Angka itu sekaligus juga menjadi treshold mulai siknifikannya jumlah kelas menengah di Indonesia. Saat ini jumlah mereka (menurut Bank Dunia dengan kriteria pengeluaran $2-20 perhari) telah mencapai 134 juta, lebih dari 50% jumlah penduduk kita. Jumlah kelas menengah yang siknifikan akan menjadi pendorong perkembangan ekonomi yang luar biasa. Lapis kelas menengah yang kokoh ini memilki peran strategis baik dari sisi konsumsi (demand) berupa terbentuknya pasar yang besar, maupun dari sisi produksi (supply) karena mereka berpotensi menjadi entrepreneur yang menjadi driver pertumbuhan.
#Bangsa Penikmat
Saya suka dengan istilah yang digunakan oleh pak Sidharta (akun Twitter: @sydsalesman) salah satu dosen saya di KulTwit yang juga seorang pakar retail consumer mengenai fenomena Consumer3000. Dia menyebut bangsa kita ini sebagai “bangsa penikmat”, karena itu dia mempopulerkan hastag #bangsapenikmat di Twitter. Istilah itu dia ciptakan sebagai bentuk kekhawatiran di tengah bangkitnya kelas menengah Indonesia, kita hanya menjadi pasar bagi produk-produk branded luar negeri. Kalau demikian halnya, maka kita tak akan menjadi tuan rumah di negeri sendiri, kita tak akan bakal menjadi bangsa besar.

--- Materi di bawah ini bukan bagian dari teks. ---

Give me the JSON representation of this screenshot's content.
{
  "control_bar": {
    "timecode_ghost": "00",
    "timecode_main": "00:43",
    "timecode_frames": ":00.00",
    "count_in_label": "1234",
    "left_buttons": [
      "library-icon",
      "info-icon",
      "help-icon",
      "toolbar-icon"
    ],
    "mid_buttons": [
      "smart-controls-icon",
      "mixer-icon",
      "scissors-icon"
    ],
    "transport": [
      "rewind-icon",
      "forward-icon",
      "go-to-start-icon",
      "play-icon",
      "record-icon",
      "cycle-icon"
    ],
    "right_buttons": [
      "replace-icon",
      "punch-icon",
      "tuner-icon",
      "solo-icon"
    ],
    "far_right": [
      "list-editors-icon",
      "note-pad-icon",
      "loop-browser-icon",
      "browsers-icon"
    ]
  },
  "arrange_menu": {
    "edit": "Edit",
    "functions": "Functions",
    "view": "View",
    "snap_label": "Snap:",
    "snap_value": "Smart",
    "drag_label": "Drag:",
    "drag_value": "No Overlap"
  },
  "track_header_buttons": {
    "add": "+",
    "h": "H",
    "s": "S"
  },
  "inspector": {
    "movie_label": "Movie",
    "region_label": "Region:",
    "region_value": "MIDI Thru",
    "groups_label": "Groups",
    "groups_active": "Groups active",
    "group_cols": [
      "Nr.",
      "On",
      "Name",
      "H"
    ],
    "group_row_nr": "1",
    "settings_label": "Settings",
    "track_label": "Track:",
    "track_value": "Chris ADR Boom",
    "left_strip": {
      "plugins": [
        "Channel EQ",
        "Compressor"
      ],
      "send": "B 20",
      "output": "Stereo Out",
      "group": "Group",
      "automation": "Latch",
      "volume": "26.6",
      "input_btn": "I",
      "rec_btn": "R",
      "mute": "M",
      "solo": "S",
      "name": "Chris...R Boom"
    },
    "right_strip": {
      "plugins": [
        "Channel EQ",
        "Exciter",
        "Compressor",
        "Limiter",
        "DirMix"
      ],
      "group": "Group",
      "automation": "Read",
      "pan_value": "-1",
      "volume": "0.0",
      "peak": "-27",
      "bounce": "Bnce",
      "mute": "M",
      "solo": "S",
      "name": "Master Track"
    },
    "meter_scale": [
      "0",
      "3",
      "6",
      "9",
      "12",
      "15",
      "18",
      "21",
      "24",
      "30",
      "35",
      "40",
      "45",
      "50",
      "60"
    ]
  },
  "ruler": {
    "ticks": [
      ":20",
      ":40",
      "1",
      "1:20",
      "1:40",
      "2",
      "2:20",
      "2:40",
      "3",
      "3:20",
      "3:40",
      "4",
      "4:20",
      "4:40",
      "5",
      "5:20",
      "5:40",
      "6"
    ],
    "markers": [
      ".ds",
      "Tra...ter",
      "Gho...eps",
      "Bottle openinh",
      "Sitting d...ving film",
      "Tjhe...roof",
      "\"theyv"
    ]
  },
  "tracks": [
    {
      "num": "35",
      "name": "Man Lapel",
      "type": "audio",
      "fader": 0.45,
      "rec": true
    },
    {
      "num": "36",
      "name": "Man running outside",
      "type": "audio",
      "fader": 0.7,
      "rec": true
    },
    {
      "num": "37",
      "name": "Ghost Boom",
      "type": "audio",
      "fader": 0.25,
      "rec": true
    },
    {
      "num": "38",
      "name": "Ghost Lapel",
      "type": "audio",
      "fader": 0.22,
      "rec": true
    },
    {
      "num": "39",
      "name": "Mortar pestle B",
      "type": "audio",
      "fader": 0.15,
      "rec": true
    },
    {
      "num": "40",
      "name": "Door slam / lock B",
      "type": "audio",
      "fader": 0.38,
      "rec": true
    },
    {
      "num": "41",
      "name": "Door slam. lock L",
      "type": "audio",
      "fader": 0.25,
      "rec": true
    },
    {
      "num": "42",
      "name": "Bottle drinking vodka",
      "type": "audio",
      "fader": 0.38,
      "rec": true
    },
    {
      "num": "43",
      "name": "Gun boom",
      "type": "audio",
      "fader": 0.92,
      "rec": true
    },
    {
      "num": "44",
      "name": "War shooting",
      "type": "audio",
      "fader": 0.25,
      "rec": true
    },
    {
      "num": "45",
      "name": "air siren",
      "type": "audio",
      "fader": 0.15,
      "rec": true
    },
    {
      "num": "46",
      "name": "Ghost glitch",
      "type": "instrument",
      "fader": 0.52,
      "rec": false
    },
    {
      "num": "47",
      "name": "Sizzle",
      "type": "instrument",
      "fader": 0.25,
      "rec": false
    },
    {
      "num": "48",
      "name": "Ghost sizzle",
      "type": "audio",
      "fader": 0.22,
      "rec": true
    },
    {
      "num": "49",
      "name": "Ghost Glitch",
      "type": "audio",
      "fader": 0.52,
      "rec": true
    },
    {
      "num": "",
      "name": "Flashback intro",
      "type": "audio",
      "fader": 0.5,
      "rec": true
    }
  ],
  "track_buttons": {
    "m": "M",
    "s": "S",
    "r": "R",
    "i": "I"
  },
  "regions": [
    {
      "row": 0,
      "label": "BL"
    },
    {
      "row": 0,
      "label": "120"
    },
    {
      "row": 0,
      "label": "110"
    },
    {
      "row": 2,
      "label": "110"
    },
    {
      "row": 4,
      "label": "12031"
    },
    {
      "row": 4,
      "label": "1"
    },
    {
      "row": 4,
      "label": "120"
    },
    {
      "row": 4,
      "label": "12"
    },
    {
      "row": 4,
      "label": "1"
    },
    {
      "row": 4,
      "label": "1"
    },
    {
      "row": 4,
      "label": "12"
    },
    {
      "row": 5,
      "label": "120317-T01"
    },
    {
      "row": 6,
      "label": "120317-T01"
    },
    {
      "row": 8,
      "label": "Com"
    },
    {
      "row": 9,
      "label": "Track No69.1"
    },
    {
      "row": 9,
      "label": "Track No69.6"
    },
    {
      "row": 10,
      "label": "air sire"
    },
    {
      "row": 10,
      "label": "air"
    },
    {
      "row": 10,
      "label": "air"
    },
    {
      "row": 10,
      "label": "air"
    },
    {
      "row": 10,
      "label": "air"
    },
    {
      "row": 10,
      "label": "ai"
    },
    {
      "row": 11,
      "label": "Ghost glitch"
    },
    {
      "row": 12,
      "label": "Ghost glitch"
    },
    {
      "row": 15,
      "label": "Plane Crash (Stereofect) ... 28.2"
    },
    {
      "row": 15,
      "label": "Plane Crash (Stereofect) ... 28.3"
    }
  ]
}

Kemunculan Consumer3000 membangun optimisme luar biasa bagi kita karena kekuatan konsumen yang besar akan menjadi kekuatan pasar yang sangat besar bagi produk-produk kita. Skenarionya menjadi lain jika kekuatan pasar itu hanya dinikmati oleh produk-produk asing. Kalau begitu maka potensi konsumsi domestik tersebut tidak bisa maksimal digunakan untuk menggerakkan industri dalam negeri kita. Karena alasan itulah dalam kolom minggu lalu saya menekankan pentingnya “nasionalisme konsumen” agar kita mencintai produk-produk nasional seperti halnya yang terjadi di negara-negara berkarakter seperti Korea atau Jepang.
#Bangsa Pencipta
Dengan background seperti di atas, saya berpikir kita harus bisa menjadikan bangsa ini sebagai “bangsa pencipta” tidak hanya sekedar “bangsa penikmat”. Kita harus menjadi “bangsa produktif” tak hanya menjadi “bangsa konsumtif”. Kita harus menjadi “subyek” atau pelaku aktif, tidak hanya sekedar menjadi “obyek” alias menjadi sasaran pasar produk-produk luar negeri. Kita harus menjadi “tuan rumah” di negeri sendiri, bukannya menjadi “tawanan” dari produk-produk asing.
Harus diingat, potensi kelas menengah yang luar biasa tak hanya mendatangkan peluang dari sisi pasar (kelas menengah sebagai konsumen), tapi juga dari sisi produksi (kelas menengah sebagai produsen). Mereka bisa menjadi aset bangsa yang luar biasa karena bisa menjadi laskar entrepreneur yang mampu menghasilkan produk dan layanan yang berdaya saing tinggi. Saya menyebut para entrepreneur dari kalangan kelas menengah ini dengan istilah: Entrepreneur3000. Dengan bekal kemampuan pemupukan modal yang tinggi dan pengetahuan/wawasan yang luar biasa mereka bisa menjadi pelaku usaha dan pencipta lapangan kerja yang sangat dibutuhkan bangsa ini.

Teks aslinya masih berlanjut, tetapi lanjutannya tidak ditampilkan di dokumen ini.